Mit der Klimaerwärmung, dem Ozonlocht, den steigenden Mengen an Kohlendioxid in der Atemluft und dem allgemeinen Anstieg der Luftverschmutzung steigt nicht nur das Risiko an verfrühter Hautalterung oder gar Hautkrebs, sondern auch die Gefahr an Herz- oder Lungenleiden zu erkranken. Gerade deshalb ist es besonders wichtig, während der heißen Sommermonate den Wasserverlust des Körpers zu ersetzen und mindestens drei Liter Wasser zu trinken. Wer zudem blutverflüssigende Medikamente nutzt, sollte unbedingt darauf achten, diese während der Sommermonate besonders geflissentlich und pünktlich einzunehmen.

Doch während wir uns langsam dem Jahr 2020 nähern, ist die Gefäßchirurgie mittlerweile dank Robotern, neuen Softwareprogrammen, weiterentwickelter Technologie und nicht zuletzt durch die Zusammenarbeit von Wissenschaftlern und Medizinern so weit, Krankheiten behandeln zu können, die vor einiger Zeit noch als unheilbar galten. Die Medizinwelt muss diese neuen Entwicklungen sehr genau beobachten, denn dank dieser Entwicklungen können veraltete und weniger effektive Methoden durch moderne Therapieformen ersetzt werden.

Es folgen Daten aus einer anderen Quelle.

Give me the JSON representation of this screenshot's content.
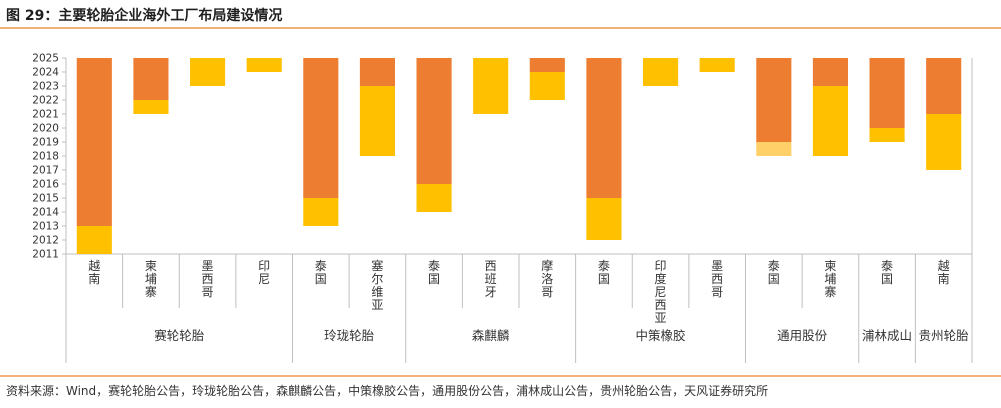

Frage an Dr. Saygin: Wie sieht die Behandlung aus?

Im Gespräch mit Dr. Mustafa Gögün Saygin haben wir auch danach gefragt, wie eine Behandlung aussehen müsse – und ob Herzkranke während der Sommermonate besser auf Aktivitäten wie Schwimmen im Freien verzichten sollten.

"Natürlich muss der Patient vor eine Behandlung gründlich untersucht werden. Nachdem die Ergebnisse analysiert worden, können durch eine farbige Doppler-Ultrasonografie vergrößerte Venen oder verengte Gefäße erkannt und ohne Operation behandelt werden. Durch die neuen medizinischen Technologien wie PRP/GRP oder Stammzellentherapien können sowohl kleinere Blutgerinnsel aufgelöst, als auch Krampfadern gezogen werden. Dabei möchte man langfristig die Gefäßwände unterstützen und die Adern auf die normale Größe schrumpfen.

Können Herzkranke Schwimmen gehen?

Ein leichtes Training ist für Menschen mit Herzerkrankungen immer empfehlenswert. Allerdings sollten Menschen mit Herzerkrankungen oder Gefäßverengungen und Krampfadern darauf achten, nicht in der prallen Sonne Schwimmen zu gehen. Am besten eignet sich deshalb ein erfrischendes Bad im Meer vor zehn Uhr morgens und am späten Nachmittag (ab 16 – 17 Uhr), wenn die Sonne nicht mehr ganz so stark strahlt.